The filter did exactly what it was designed to do - it removed the lower-confidence entries and improved trade quality. But the two trades it filtered out happened to be profitable ones. "This feature is working correctly" and "this feature is making me money" turned out to be different statements, and that gap is probably the single biggest takeaway from the whole project.
What I learned
Two lessons stood out beyond the results themselves.
What I'd explore next
If I kept pushing this, I'd focus on two things the current results actually point toward. The XOM/SLB result - where better trade quality didn't translate into better returns - makes me curious whether the area magnitude could work as a continuous position-sizing signal rather than a binary on/off filter, since the current threshold throws away information about how strong the lead–lag is.
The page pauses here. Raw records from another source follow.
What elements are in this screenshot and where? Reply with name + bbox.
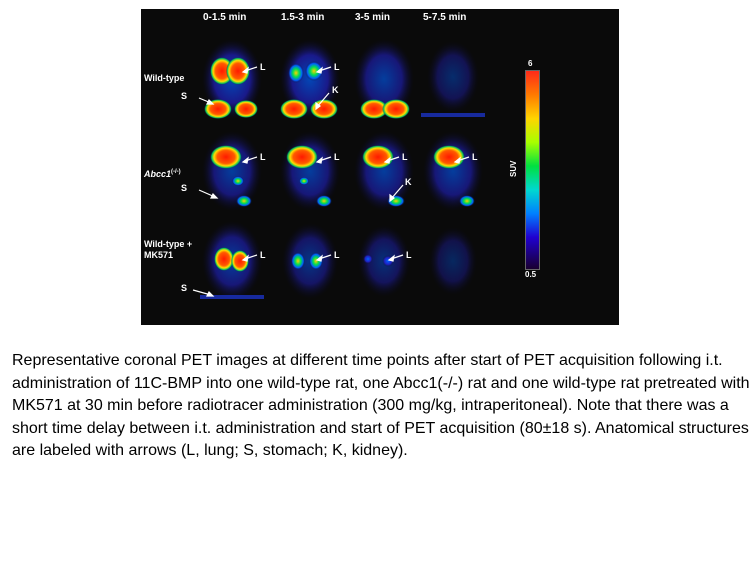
row-label-mk-line2: MK571 [144, 250, 174, 260]
row-label-abcc1-text: Abcc1 [144, 169, 172, 179]
colorbar-max-label: 6 [528, 59, 533, 68]
pet-panel-r1-c2 [274, 37, 346, 121]
column-header-0: 0-1.5 min [203, 12, 247, 23]
label-lung-r3c1: L [260, 250, 266, 260]
pet-panel-r3-c1 [196, 219, 268, 303]
row-label-wild-type-mk571: Wild-type + MK571 [144, 239, 192, 261]
label-lung-r2c3: L [402, 152, 408, 162]
pet-panel-r3-c2 [274, 219, 346, 303]
pet-panel-r2-c4 [417, 129, 489, 213]
caption-text: Representative coronal PET images at dif… [12, 352, 750, 460]
pet-panel-r1-c4 [417, 37, 489, 121]
label-lung-r1c2: L [334, 62, 340, 72]
label-lung-r2c2: L [334, 152, 340, 162]
colorbar-axis-label: SUV [509, 160, 518, 177]
suv-colorbar [525, 70, 540, 270]
label-lung-r2c4: L [472, 152, 478, 162]
label-lung-r2c1: L [260, 152, 266, 162]
pet-figure: 0-1.5 min 1.5-3 min 3-5 min 5-7.5 min Wi… [141, 9, 619, 325]
label-kidney-r1: K [332, 85, 339, 95]
figure-caption: Representative coronal PET images at dif… [12, 350, 752, 463]
column-header-1: 1.5-3 min [281, 12, 325, 23]
pet-panel-r2-c3 [348, 129, 420, 213]
label-stomach-r1: S [181, 91, 188, 101]
row-label-wild-type: Wild-type [144, 73, 185, 83]
label-stomach-r2: S [181, 183, 188, 193]
row-label-mk-line1: Wild-type + [144, 239, 193, 249]
label-lung-r3c3: L [406, 250, 412, 260]
colorbar-min-label: 0.5 [525, 270, 537, 279]
label-stomach-r3: S [181, 283, 188, 293]
column-header-3: 5-7.5 min [423, 12, 467, 23]
label-lung-r1c1: L [260, 62, 266, 72]
pet-panel-r1-c3 [348, 37, 420, 121]
pet-panel-r3-c4 [417, 219, 489, 303]
pet-panel-r1-c1 [196, 37, 268, 121]
row-label-abcc1: Abcc1(-/-) [144, 167, 181, 180]
column-header-2: 3-5 min [355, 12, 391, 23]
row-label-abcc1-sup: (-/-) [171, 169, 181, 175]
label-kidney-r2: K [405, 177, 412, 187]
label-lung-r3c2: L [334, 250, 340, 260]
pet-panel-r2-c1 [196, 129, 268, 213]
pet-panel-r3-c3 [348, 219, 420, 303]
pet-panel-r2-c2 [274, 129, 346, 213]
And I'd want to test volatility-aware windows - the fixed-size lookback probably isn't the right lens for every pair, especially ones as different as energy stocks and crypto.
Beyond that: longer time horizons and larger samples, transaction cost modeling, and testing higher-order signature terms to see whether richer path information helps or just adds noise.
Final thoughts
I like to work on projects like this because they sit in a sweet spot between theory and practice. On one side, there's a beautiful mathematical idea - paths have geometry, and that geometry contains information. On the other side, there's the blunt reality that markets don't care how elegant your equations are. It keeps you grounded.
This project was a reminder that sometimes the most interesting edge isn't in a new model or more data - it's in looking at the same old signal from a slightly different angle and asking: am I paying too muchattention to the destination, when I should be studying the path?